From June to December 1942, Sala
was transferred five times, never farther than
a few hours from Sosnowitz. Her survival skills had been
honed from the
time of her first experience at Geppersdorf —and
she was lucky. People liked her, and some of the Nazi guards
helped her. Even so, each transfer endangered her letters
and required
a new hiding place. During searches, she handed her bundle
of letters to friends, buried them, or hid them in her clothing.
Raizel was able to continue writing from a slave labor camp at
Neusalz, where she and Blima worked in a cotton-processing plant.

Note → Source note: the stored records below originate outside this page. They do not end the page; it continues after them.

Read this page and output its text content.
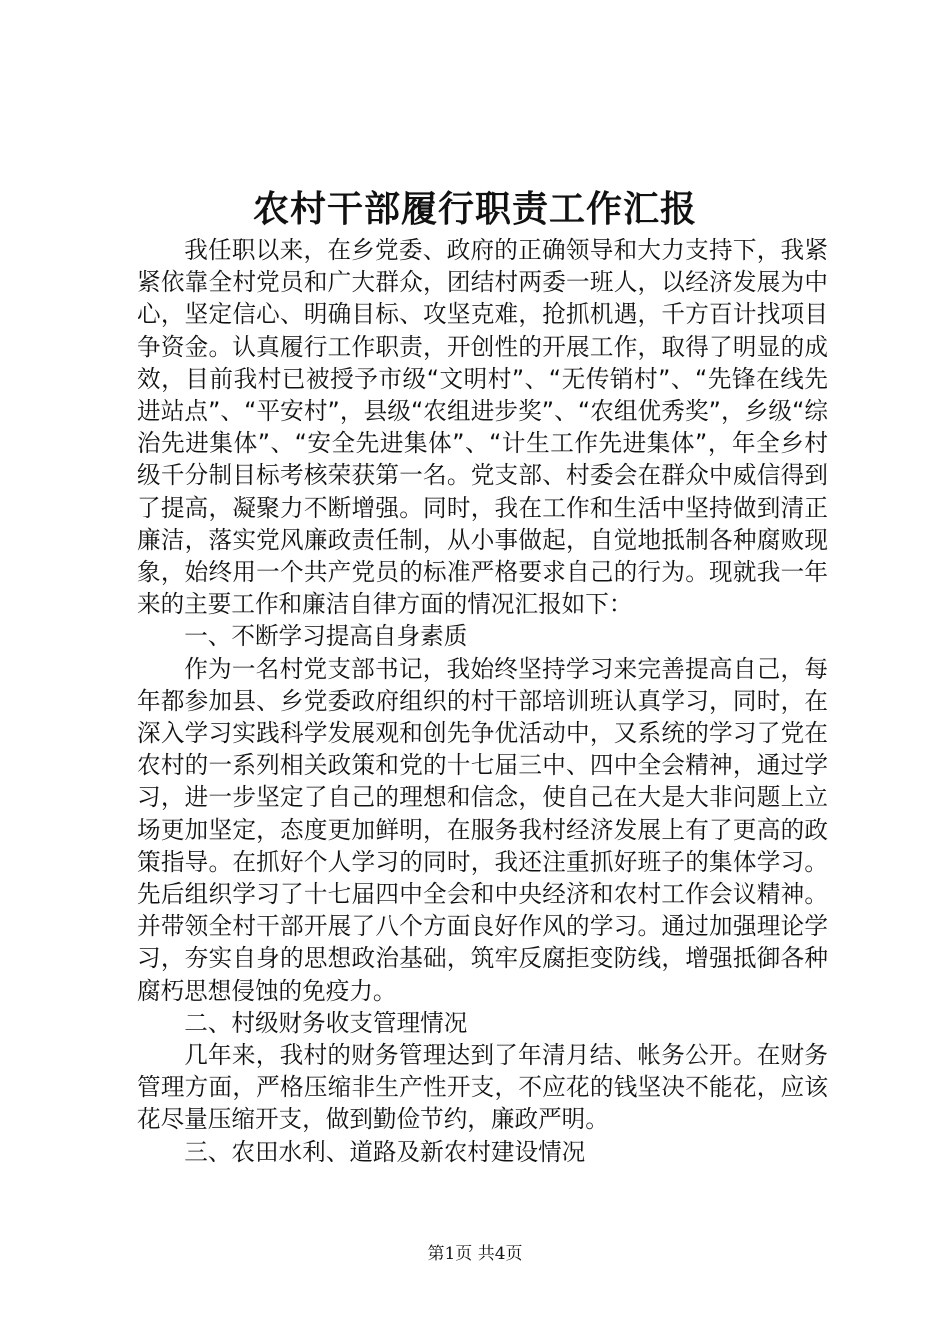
农村干部履行职责工作汇报

我任职以来，在乡党委、政府的正确领导和大力支持下，我紧紧依靠全村党员和广大群众，团结村两委一班人，以经济发展为中心，坚定信心、明确目标、攻坚克难，抢抓机遇，千方百计找项目争资金。认真履行工作职责，开创性的开展工作，取得了明显的成效，目前我村已被授予市级“文明村”、“无传销村”、“先锋在线先进站点”、“平安村”，县级“农组进步奖”、“农组优秀奖”，乡级“综治先进集体”、“安全先进集体”、“计生工作先进集体”，年全乡村级千分制目标考核荣获第一名。党支部、村委会在群众中威信得到了提高，凝聚力不断增强。同时，我在工作和生活中坚持做到清正廉洁，落实党风廉政责任制，从小事做起，自觉地抵制各种腐败现象，始终用一个共产党员的标准严格要求自己的行为。现就我一年来的主要工作和廉洁自律方面的情况汇报如下：

一、不断学习提高自身素质

作为一名村党支部书记，我始终坚持学习来完善提高自己，每年都参加县、乡党委政府组织的村干部培训班认真学习，同时，在深入学习实践科学发展观和创先争优活动中，又系统的学习了党在农村的一系列相关政策和党的十七届三中、四中全会精神，通过学习，进一步坚定了自己的理想和信念，使自己在大是大非问题上立场更加坚定，态度更加鲜明，在服务我村经济发展上有了更高的政策指导。在抓好个人学习的同时，我还注重抓好班子的集体学习。先后组织学习了十七届四中全会和中央经济和农村工作会议精神。并带领全村干部开展了八个方面良好作风的学习。通过加强理论学习，夯实自身的思想政治基础，筑牢反腐拒变防线，增强抵御各种腐朽思想侵蚀的免疫力。

二、村级财务收支管理情况

几年来，我村的财务管理达到了年清月结、帐务公开。在财务管理方面，严格压缩非生产性开支，不应花的钱坚决不能花，应该花尽量压缩开支，做到勤俭节约，廉政严明。

三、农田水利、道路及新农村建设情况

第1页 共4页
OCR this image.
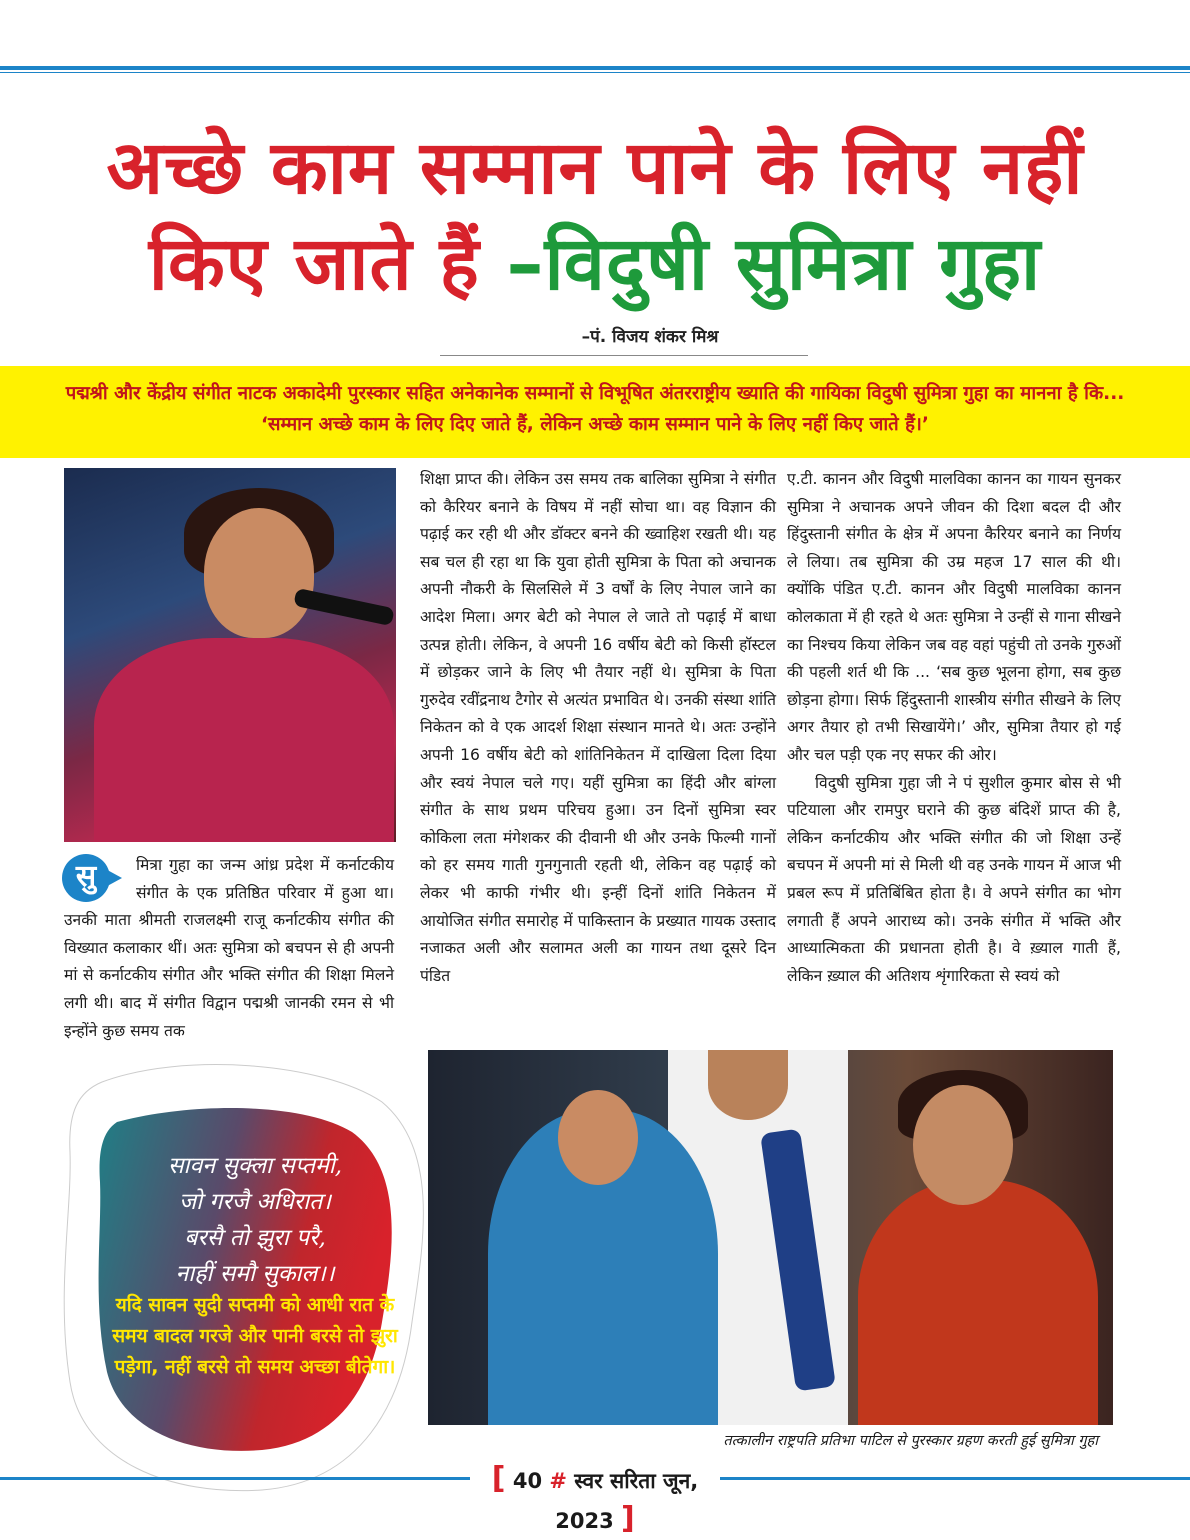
अच्छे काम सम्मान पाने के लिए नहीं
किए जाते हैं –विदुषी सुमित्रा गुहा
–पं. विजय शंकर मिश्र
पद्मश्री और केंद्रीय संगीत नाटक अकादेमी पुरस्कार सहित अनेकानेक सम्मानों से विभूषित अंतरराष्ट्रीय ख्याति की गायिका विदुषी सुमित्रा गुहा का मानना है कि... ‘सम्मान अच्छे काम के लिए दिए जाते हैं, लेकिन अच्छे काम सम्मान पाने के लिए नहीं किए जाते हैं।’
सु	मित्रा गुहा का जन्म आंध्र प्रदेश में कर्नाटकीय संगीत के एक प्रतिष्ठित परिवार में हुआ था। उनकी माता श्रीमती राजलक्ष्मी राजू कर्नाटकीय संगीत की विख्यात कलाकार थीं। अतः सुमित्रा को बचपन से ही अपनी मां से कर्नाटकीय संगीत और भक्ति संगीत की शिक्षा मिलने लगी थी। बाद में संगीत विद्वान पद्मश्री जानकी रमन से भी इन्होंने कुछ समय तक

शिक्षा प्राप्त की। लेकिन उस समय तक बालिका सुमित्रा ने संगीत को कैरियर बनाने के विषय में नहीं सोचा था। वह विज्ञान की पढ़ाई कर रही थी और डॉक्टर बनने की ख्वाहिश रखती थी। यह सब चल ही रहा था कि युवा होती सुमित्रा के पिता को अचानक अपनी नौकरी के सिलसिले में 3 वर्षों के लिए नेपाल जाने का आदेश मिला। अगर बेटी को नेपाल ले जाते तो पढ़ाई में बाधा उत्पन्न होती। लेकिन, वे अपनी 16 वर्षीय बेटी को किसी हॉस्टल में छोड़कर जाने के लिए भी तैयार नहीं थे। सुमित्रा के पिता गुरुदेव रवींद्रनाथ टैगोर से अत्यंत प्रभावित थे। उनकी संस्था शांति निकेतन को वे एक आदर्श शिक्षा संस्थान मानते थे। अतः उन्होंने अपनी 16 वर्षीय बेटी को शांतिनिकेतन में दाखिला दिला दिया और स्वयं नेपाल चले गए। यहीं सुमित्रा का हिंदी और बांग्ला संगीत के साथ प्रथम परिचय हुआ। उन दिनों सुमित्रा स्वर कोकिला लता मंगेशकर की दीवानी थी और उनके फिल्मी गानों को हर समय गाती गुनगुनाती रहती थी, लेकिन वह पढ़ाई को लेकर भी काफी गंभीर थी। इन्हीं दिनों शांति निकेतन में आयोजित संगीत समारोह में पाकिस्तान के प्रख्यात गायक उस्ताद नजाकत अली और सलामत अली का गायन तथा दूसरे दिन पंडित

ए.टी. कानन और विदुषी मालविका कानन का गायन सुनकर सुमित्रा ने अचानक अपने जीवन की दिशा बदल दी और हिंदुस्तानी संगीत के क्षेत्र में अपना कैरियर बनाने का निर्णय ले लिया। तब सुमित्रा की उम्र महज 17 साल की थी। क्योंकि पंडित ए.टी. कानन और विदुषी मालविका कानन कोलकाता में ही रहते थे अतः सुमित्रा ने उन्हीं से गाना सीखने का निश्चय किया लेकिन जब वह वहां पहुंची तो उनके गुरुओं की पहली शर्त थी कि ... ‘सब कुछ भूलना होगा, सब कुछ छोड़ना होगा। सिर्फ हिंदुस्तानी शास्त्रीय संगीत सीखने के लिए अगर तैयार हो तभी सिखायेंगे।’ और, सुमित्रा तैयार हो गई और चल पड़ी एक नए सफर की ओर।

विदुषी सुमित्रा गुहा जी ने पं सुशील कुमार बोस से भी पटियाला और रामपुर घराने की कुछ बंदिशें प्राप्त की है, लेकिन कर्नाटकीय और भक्ति संगीत की जो शिक्षा उन्हें बचपन में अपनी मां से मिली थी वह उनके गायन में आज भी प्रबल रूप में प्रतिबिंबित होता है। वे अपने संगीत का भोग लगाती हैं अपने आराध्य को। उनके संगीत में भक्ति और आध्यात्मिकता की प्रधानता होती है। वे ख़्याल गाती हैं, लेकिन ख़्याल की अतिशय शृंगारिकता से स्वयं को

सावन सुक्ला सप्तमी,
जो गरजै अधिरात।
बरसै तो झुरा परै,
नाहीं समौ सुकाल।।
यदि सावन सुदी सप्तमी को आधी रात के समय बादल गरजे और पानी बरसे तो झुरा पड़ेगा, नहीं बरसे तो समय अच्छा बीतेगा।
तत्कालीन राष्ट्रपति प्रतिभा पाटिल से पुरस्कार ग्रहण करती हुई सुमित्रा गुहा
[ 40 # स्वर सरिता जून, 2023 ]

And Ala wrote from Bendsburg and Sosnowitz, upbeat and positive,
ever the mentor, until just before the ghettos were liquidated
on August 1, 1943, and the remainder of the Jews were deported.
The head of the Judenrat,
Moshe Merin, had already been sent to Auschwitz, on June 19.
Organization Schmelt was
shut down, and its camps were merged into the concentration camps
of Auschwitz
and Gross
Rosen. Albrecht Schmelt retired to his country estate.